Aduh, jangan-jangan itu anak kuntilanak, pikirnya mendadak berprasangka buruk. Namun, rasa ingin tahu dan penasaran semakin memburu hatinya.
Tidak, bulu romanya sama sekali tidak merinding. Lagipula ini mulai siang dan bukan malam Jumat, tambahnya menguatkan hatinya sendiri.

Perasaannya pun kian penasaran, ada iba yang seketika membalun hatinya. Semakin melangkah ke arah kuburan, tangisan bayi itu terdengar semakin kencang. Seakan-akan ia melolong, merasa sakit, kesepian dan ketakutan.

Di sebelah kuburan kuno, ternyata di situlah sumber suara. Langkahnya kian mendekat, kian mendekat, sampai tampaklah oleh matanya; sosok bayi!

Ya, ternyata benar itu adalah sesosok bayi merah, ditutup oleh kurungan ayam. Ketika ia memerhatikannya dengan cermat, bayi itu megap-megap, kini tangisannya mulai pelan dan semakin pelan.

Agaknya tangisan sebelumnya telah diperjuangkannya sedemikian rupa. Demi mendapat bantuan dari siapapun yang kebetulan meintas di sekitar kuburan itu. Demi hasrat hidupnya yang kuat. Mungkin juga demi pembuktian kepada ibunya yang telah membuangnya tanpa rasa keibuan lagi di hatinya.

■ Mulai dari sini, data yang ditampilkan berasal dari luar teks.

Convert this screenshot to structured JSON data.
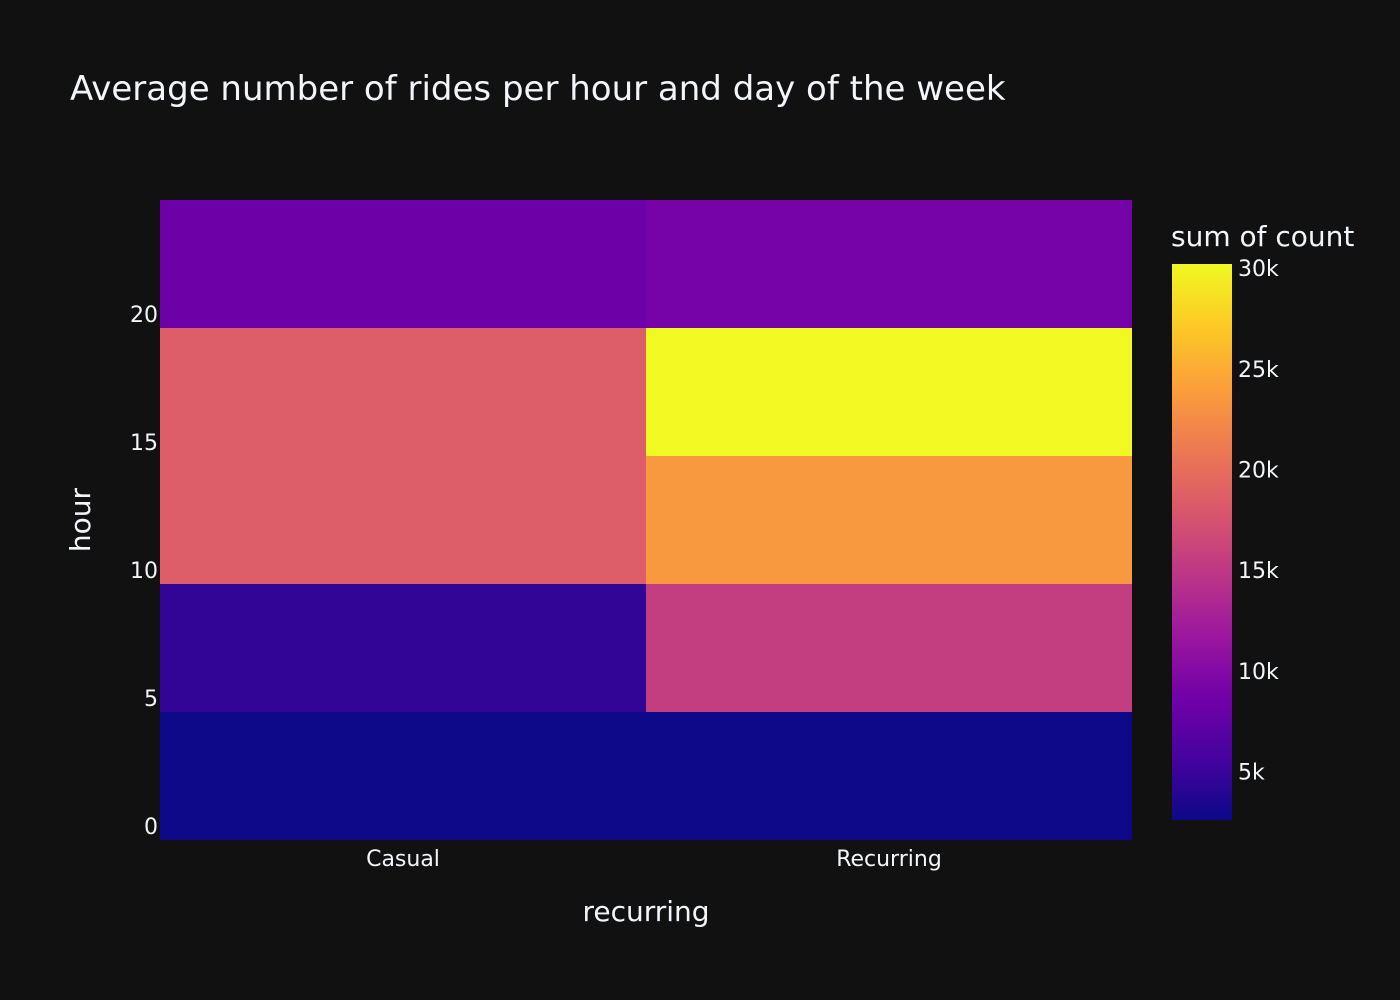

“Ya Allah, bayi siapa ini? Siapa yang tega membuang bayi merah begini,” gumam Ros sambil sibuk mencari sesuatu yang bisa dipakai untuk menggendong bayi merah itu.

Kain batik yang biasa dipakai untuk menggendong keranjang belanjaan masih menyampir di bahunya. Dengan tangan gemetar dan tubuh serasa lunglai, ia segera mengangkat kurungan ayam dari atas bayi yang malang itu.

“Anak siapa kamu, Nak? Ya Allah, teganya siapapun yang telah membuang dirimu,” bisiknya.”Ikut bersamaku, ya Nak. Mari kita pulang,” ceracaunya saat ia mengendong bayi merah itu, menjauhi kuburan.

Di rumah kontrakannya di pinggir kali Cimahi, ia hanya menemukan air dingin di kendi. Hidup seorang diri sejak ditinggal pergi oleh suaminya, kondisinya memang sungguh memprihatinkan. Tak ada sanak-saudara, karena ia bukan orang asli bumi Pasundan.

Jika masih bertahan di kota kecil ini, itu tak lain karena ia masih punya harapan. Satu saat suaminya akan kembali. Harapan yang nyaris sia-sia, sebab telah sewindu berlalu, lelaki yang pergi dengan petempuan lain itu, entah masih memikirkan dirinya, atau sebaliknya melupakannya sama sekali.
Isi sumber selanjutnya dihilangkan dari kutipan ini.